As if the news were just breaking that psychiatrists are no longer a source of therapy but more like expensive Jersey toll booths on the pharmaceutical highway, the NYT has run this piece about the struggles of Dr. Levin, disillusioned psychiatrist, and his wife, therapist turned high-volume office manager, who both just had to give up on quality patient care to attain the lifestyle to which they had aspired. The market made them do it. And if you have a problem with that, don’t go crying to them about it. Unless you want the same treatment as this guy:
Alone with his psychiatrist, the patient confided that his newborn had serious health problems, his distraught wife was screaming at him and he had started drinking again. With his life and second marriage falling apart, the man said he needed help.
But the psychiatrist, Dr. Donald Levin, stopped him and said: “Hold it. I’m not your therapist. I could adjust your medications, but I don’t think that’s appropriate.”

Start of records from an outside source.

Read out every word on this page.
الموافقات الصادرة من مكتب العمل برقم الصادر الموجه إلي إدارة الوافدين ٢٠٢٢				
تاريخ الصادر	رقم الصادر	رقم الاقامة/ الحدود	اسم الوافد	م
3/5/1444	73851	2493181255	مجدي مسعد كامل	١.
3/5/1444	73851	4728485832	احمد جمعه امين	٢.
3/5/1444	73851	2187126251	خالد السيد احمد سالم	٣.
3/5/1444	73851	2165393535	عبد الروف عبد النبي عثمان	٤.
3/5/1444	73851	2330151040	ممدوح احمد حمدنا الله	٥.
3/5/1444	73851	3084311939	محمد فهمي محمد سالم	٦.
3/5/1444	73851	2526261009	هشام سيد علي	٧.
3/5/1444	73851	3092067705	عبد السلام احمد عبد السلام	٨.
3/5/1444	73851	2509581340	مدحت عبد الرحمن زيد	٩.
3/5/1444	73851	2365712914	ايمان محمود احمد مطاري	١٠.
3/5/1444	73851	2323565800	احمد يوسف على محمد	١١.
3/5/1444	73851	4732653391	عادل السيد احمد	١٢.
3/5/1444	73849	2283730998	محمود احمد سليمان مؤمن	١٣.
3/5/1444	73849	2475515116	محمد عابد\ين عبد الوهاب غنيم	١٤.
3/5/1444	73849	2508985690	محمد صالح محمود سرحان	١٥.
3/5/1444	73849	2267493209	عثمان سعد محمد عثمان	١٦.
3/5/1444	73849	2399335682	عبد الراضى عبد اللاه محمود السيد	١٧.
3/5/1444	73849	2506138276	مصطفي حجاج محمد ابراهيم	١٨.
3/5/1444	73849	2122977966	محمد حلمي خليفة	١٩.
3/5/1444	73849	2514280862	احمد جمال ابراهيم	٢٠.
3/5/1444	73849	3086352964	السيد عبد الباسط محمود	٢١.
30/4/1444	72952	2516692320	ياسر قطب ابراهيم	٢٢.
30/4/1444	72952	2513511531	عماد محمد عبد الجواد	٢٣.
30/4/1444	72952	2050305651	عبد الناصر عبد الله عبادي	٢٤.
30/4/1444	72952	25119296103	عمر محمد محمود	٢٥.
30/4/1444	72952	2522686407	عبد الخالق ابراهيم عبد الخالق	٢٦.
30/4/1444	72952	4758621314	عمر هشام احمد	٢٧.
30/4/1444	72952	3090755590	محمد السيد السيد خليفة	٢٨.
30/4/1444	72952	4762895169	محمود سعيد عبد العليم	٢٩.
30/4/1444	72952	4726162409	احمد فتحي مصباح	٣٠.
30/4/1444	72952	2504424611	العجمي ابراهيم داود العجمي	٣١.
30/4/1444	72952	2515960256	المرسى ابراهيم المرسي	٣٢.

I think the guy started drinking again and then his wife started yelling at him. But that’s the problem with addiction–it messes up our sense of cause and effect, makes us blame external circumstance for our condition, and as psychoanalysts used to say, masks the underlying problem: narcissism. But back to Dr. Levin:
[A few decades ago] like many psychiatrists, he treated 50 to 60 patients in once- or twice-weekly talk-therapy sessions of 45 minutes each. Now, like many of his peers, he treats 1,200 people in mostly 15-minute visits for prescription adjustments that are sometimes months apart….Dr. Levin has found the transition difficult. He now resists helping patients to manage their lives better. “I had to train myself not to get too interested in their problems,” he said, “and not to get sidetracked trying to be a semi-therapist.”

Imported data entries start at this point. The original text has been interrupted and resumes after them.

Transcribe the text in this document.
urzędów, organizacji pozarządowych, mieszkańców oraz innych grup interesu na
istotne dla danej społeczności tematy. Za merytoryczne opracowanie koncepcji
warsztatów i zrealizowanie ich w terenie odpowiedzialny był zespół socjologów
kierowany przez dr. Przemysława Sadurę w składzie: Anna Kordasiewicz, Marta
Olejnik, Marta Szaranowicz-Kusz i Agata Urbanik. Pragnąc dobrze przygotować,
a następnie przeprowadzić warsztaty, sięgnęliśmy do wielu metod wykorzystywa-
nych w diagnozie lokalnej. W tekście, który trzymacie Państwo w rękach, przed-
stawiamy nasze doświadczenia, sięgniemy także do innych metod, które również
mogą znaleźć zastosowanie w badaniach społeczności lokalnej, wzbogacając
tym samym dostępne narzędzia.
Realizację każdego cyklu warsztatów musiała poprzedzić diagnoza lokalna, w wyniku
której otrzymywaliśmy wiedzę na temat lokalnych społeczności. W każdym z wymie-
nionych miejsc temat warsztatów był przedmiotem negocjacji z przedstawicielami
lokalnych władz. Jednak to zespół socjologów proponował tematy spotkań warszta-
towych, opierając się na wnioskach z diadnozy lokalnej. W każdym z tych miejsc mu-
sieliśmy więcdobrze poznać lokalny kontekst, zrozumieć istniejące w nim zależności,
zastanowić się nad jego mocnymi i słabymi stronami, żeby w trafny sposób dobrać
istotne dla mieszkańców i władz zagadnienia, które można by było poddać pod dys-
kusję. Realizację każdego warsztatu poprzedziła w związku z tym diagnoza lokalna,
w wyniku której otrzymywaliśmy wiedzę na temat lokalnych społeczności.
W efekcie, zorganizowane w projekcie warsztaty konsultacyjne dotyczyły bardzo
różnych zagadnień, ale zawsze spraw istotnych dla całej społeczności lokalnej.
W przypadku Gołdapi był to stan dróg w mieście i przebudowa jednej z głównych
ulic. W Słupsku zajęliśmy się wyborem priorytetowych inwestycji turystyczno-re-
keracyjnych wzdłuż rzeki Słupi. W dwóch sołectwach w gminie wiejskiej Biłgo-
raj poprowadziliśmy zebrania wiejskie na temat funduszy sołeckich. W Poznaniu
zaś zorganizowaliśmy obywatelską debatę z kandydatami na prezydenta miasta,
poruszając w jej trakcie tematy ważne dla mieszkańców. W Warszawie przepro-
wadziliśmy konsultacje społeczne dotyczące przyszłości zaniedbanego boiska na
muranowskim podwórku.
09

According to the article, “Talk Doesn’t Pay, So Psychiatrists Turn to Drug Therapy,” “Insurance company reimbursement rates and policies that discourage talk therapy are part of the reason. A psychiatrist can earn $150 for three 15-minute medication visits compared with $90 for a 45-minute talk therapy session.” So Dr. Levin is NOT to blame. Just ask him:
“At first, all of us held steadfast, saying we spent years learning the craft of psychotherapy and weren’t relinquishing it because of parsimonious policies by managed care,” Dr. Levin said. “But one by one, we accepted that that craft was no longer economically viable. Most of us had kids in college. And to have your income reduced that dramatically was a shock to all of us. It took me at least five years to emotionally accept that I was never going back to doing what I did before and what I loved.”
He could have accepted less money and could have provided time to patients even when insurers did not pay, but, he said, “I want to retire with the lifestyle that my wife and I have been living for the last 40 years.”
“Nobody wants to go backwards, moneywise, in their career,” he said. “Would you?”
Oh of course not. None of us reading this have seen our earning power decline year-by-year while we keep providing whatever service we feel ethically committed to provide. So I had a bright idea that maybe Dr. Levin could get a talk therapist into practice with him, one who could provide the therapy while he did the drugs, you know, somebody to compensate with the dough. And it turns out his wife IS a therapist. But that was naive of me. She can’t hang it either, and it’s obviously not her fault. She had a better idea about entering her husband’s embattled practice–to become his office manager instead:
Ms. Levin created accounting systems, bought two powerful computers, licensed a computer scheduling program from a nearby hospital and hired independent contractors to haggle with insurers and call patients to remind them of appointments. She imposed a variety of fees on patients: $50 for a missed appointment, $25 for a faxed prescription refill and $10 extra for a missed co-payment.
As soon as a patient arrives, Ms. Levin asks firmly for a co-payment, which can be as much as $50. She schedules follow-up appointments without asking for preferred times or dates because she does not want to spend precious minutes as patients search their calendars. If patients say they cannot make the appointments she scheduled, Ms. Levin changes them.
“This is about volume,” she said, “and if we spend two minutes extra or five minutes extra with every one of 40 patients a day, that means we’re here two hours longer every day. And we just can’t do it.”
She said that she would like to be more giving of herself, particularly to patients who are clearly troubled. But she has disciplined herself to confine her interactions to the business at hand. “The reality is that I’m not the therapist anymore,” she said, words that echoed her husband’s.
Thankfully, despite these struggles, the Levins apparently found the means to ensure that their son could enter a helping profession. And he weighs into the discussion:
In a telephone interview from the University of California, Irvine, where he is completing the last of his training to become a child and adolescent psychiatrist, Dr. Matthew Levin said, “I’m concerned that I may be put in a position where I’d be forced to sacrifice patient care to make a living, and I’m hoping to avoid that.”
I hope the Levins have enough to enjoy their retirement. I can’t tell, though. According to the article, Dr. Levin declined to disclose his income.